Traditional Use of the Sternal Rub
Historically, medical personnel used the sternal rub to quickly gauge a patient’s level of consciousness. The technique involves vigorously rubbing knuckles across the sternum to create a painful sensation, prompting a response if the patient has some awareness.
The rationale was that eliciting a pain response indicated if a patient’s brain was receiving and interpreting stimuli. It was a rapid way to determine if a patient could react to a noxious stimulus, especially when gentler attempts, such as talking or light touch, failed to provoke a reaction.
Why the Sternal Rub is Problematic
The sternal rub presents several issues leading to its disrecommendation. One concern is its unreliability in assessing neurological conditions. It may not consistently elicit an accurate response, leading to misinterpretations of a patient’s true state of consciousness. Patients under sedatives or alcohol might not respond reliably. Anecdotal reports suggest some patients require a continuous rub for up to 30 seconds, making brief applications misleading.
Another problem is the risk of physical harm. Applying vigorous pressure can result in bruising, skin abrasions, and soft tissue damage. In vulnerable individuals, such as the elderly or those with osteoporosis, it risks fractures to the sternum or ribs. If a patient has pre-existing conditions like chest trauma or recent sternal surgery, this technique could exacerbate their injuries.
Ethical considerations also weigh against the sternal rub. Intentionally inflicting pain on an unconscious patient is undignified and goes against the “do no harm” principle. When safer alternatives are available, causing unnecessary discomfort raises ethical questions about patient care. The jarring nature can be distressing for patients if they regain consciousness or for family members witnessing the assessment.

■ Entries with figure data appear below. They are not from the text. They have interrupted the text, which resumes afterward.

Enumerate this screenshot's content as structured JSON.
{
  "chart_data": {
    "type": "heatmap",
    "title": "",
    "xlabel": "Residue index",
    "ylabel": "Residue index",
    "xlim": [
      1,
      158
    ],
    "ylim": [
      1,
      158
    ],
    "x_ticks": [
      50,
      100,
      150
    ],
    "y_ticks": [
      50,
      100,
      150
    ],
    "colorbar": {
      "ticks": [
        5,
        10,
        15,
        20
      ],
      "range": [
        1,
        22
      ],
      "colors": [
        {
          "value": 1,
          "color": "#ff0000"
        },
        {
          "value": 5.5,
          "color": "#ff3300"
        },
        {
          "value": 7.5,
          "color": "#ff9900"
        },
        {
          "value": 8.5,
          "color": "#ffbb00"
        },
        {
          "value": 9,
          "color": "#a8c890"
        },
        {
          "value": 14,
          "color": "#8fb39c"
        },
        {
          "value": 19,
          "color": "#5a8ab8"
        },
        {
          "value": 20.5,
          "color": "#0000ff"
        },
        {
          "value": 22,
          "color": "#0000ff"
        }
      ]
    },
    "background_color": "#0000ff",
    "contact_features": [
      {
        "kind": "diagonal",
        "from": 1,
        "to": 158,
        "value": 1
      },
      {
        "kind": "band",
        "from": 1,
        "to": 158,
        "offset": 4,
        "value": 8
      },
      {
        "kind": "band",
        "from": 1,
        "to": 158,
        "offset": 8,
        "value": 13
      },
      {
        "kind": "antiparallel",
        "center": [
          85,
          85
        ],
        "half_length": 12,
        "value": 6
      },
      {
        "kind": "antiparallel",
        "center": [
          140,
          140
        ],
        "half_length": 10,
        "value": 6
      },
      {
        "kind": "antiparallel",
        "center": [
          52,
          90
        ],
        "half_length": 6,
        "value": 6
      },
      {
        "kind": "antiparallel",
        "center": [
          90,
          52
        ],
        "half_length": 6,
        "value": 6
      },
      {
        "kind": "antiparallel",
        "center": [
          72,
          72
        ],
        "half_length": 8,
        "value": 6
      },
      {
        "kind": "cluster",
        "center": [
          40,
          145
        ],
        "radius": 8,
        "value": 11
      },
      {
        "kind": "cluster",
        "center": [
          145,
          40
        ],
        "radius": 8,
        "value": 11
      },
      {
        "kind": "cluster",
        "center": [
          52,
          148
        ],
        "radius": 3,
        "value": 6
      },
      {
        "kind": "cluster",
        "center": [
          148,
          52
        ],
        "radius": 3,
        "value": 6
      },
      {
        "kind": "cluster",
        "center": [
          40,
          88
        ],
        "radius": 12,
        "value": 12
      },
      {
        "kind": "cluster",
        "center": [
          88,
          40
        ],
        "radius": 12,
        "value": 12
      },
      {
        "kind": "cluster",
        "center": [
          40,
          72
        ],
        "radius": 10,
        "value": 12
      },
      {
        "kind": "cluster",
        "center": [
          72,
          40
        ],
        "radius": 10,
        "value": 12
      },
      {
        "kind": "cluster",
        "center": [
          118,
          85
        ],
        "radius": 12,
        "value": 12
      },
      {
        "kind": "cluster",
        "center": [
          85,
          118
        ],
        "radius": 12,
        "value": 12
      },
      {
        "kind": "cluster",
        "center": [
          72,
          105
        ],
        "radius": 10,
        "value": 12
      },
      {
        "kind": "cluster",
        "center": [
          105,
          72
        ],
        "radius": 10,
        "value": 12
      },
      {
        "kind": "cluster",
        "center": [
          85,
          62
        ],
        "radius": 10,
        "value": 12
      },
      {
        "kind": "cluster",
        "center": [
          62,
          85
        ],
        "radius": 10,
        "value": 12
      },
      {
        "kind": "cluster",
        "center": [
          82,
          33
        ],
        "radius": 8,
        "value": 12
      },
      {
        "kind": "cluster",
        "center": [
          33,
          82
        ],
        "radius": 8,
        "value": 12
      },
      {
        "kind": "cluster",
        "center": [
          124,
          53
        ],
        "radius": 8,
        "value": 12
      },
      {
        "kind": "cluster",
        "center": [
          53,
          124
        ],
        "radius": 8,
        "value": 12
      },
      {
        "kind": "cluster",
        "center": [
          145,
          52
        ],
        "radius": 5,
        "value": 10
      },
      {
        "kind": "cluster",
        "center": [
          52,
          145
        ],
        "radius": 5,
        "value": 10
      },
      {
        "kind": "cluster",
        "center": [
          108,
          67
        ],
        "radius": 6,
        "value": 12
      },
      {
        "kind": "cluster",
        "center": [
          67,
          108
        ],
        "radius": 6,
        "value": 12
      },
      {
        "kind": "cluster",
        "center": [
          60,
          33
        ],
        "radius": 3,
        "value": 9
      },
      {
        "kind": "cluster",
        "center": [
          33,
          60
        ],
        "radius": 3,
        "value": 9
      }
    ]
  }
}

The sternal rub also lacks specificity in providing detailed diagnostic information. It primarily indicates whether a patient reacts to pain, but offers limited insight into the precise level of unresponsiveness or the nature of their neurological impairment. This method does not effectively distinguish between different types of pain responses, which are important for a comprehensive neurological assessment like the Glasgow Coma Scale. The absence of standardized guidelines for its application further contributes to inconsistent and inaccurate assessments.
Recommended Alternatives for Pain Stimuli
Modern medical practice favors alternative methods for assessing pain response that are safer and more precise. These techniques elicit a response with reduced risk of injury or discomfort.
- Trapezius squeeze: Grasp and twist one to two inches of the trapezius muscle, located between the neck and shoulder. This sensitive area provokes a response without significant tissue damage.
- Supraorbital pressure: Apply upward pressure with a thumb to the bony ridge above the eye socket, near the nose. This targets a sensitive nerve area, effectively stimulating pain while minimizing injury.
- Nail bed pressure: Apply firm pressure to the patient’s nail bed, often with a knuckle or a pen.
These alternatives are preferred because they are less likely to cause bruising or abrasions and provide a more localized and reliable pain stimulus. They allow healthcare professionals to assess a patient’s response to pain effectively and safely, aligning with current patient care standards.